Préparation magistrale
Pour le président de la FSPF, un choix doit désormais être fait : « Soit on conserve l’idée du texte faisant de la substance létale une préparation magistrale réalisée par une pharmacie à usage intérieur, avant d’être acheminée jusqu’à l’officine qui la délivrera au médecin ou à l’infirmier, et ce dernier prendra en charge la suite du dispositif. Soit on s’aligne sur l’exemple belge. » Dans le premier cas de figure, prévient-il, « la préparation magistrale est adaptée à un seul individu, ce qui implique pour le pharmacien hospitalier de faire pleinement partie de l’équipe encadrant l’aide à mourir ». Un cadre qui permet d’introduire la question de la clause de conscience « que nos confrères hospitaliers ont fait valoir, à juste titre ».
Simple délivrance
L’alternative exposée à la DGS par Philippe Besset reprend en grande partie le dispositif adopté en Belgique : l’utilisation, comme substance létale, de spécialités existantes, comme le thiopental ou d’autres barbituriques. « Il s’agit, dans ce cas, d’une ordonnance du médecin exempte de la mention de la personne, donc une commande à usage professionnel délivrée à l’équipe encadrant l’aide à mourir, dont le pharmacien ne fait dès lors pas partie », explicite le président de la FSPF. L’avantage de ce schéma est donc d’exonérer le pharmacien de la question de la clause de conscience puisque son rôle se borne alors à sécuriser le circuit du produit.
Un sujet délicat
Alors que la DGS s’est engagée à réunir l’ensemble des parties prenantes de la profession pharmaceutique afin de trouver un consensus sur la question, la proposition de loi a été clairement rejetée par les sénateurs lors d’un vote, le 21 janvier dernier.
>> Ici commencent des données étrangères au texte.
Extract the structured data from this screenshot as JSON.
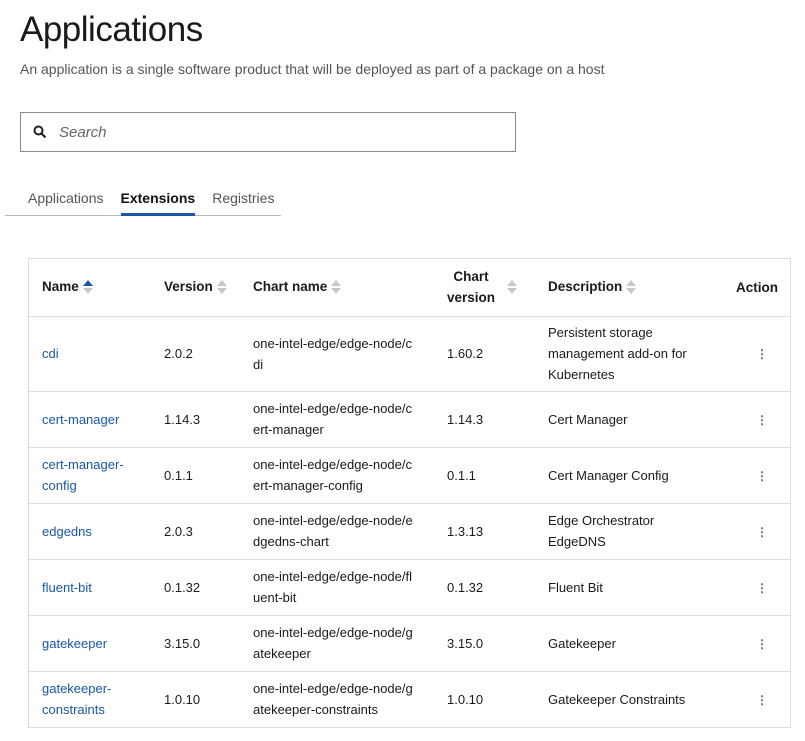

La réécriture complète de l’article clé a, de fait, dénaturé le texte, au point de le vider de sa substance. Le gouvernement, qui va saisir les députés pour une deuxième lecture, espère que cette dernière pourra intervenir dès le mois de février. En attendant, Philippe Besset assure que la FSPF « prend les choses très au sérieux concernant ce sujet particulièrement délicat », tout en rappelant que le syndicat s’est positionné en soutien de la décision du Conseil économique, social et environnemental (Cese), faisant suite à la consultation citoyenne de 2023, en faveur de la mise en place d’une aide à mourir dans la dignité en France.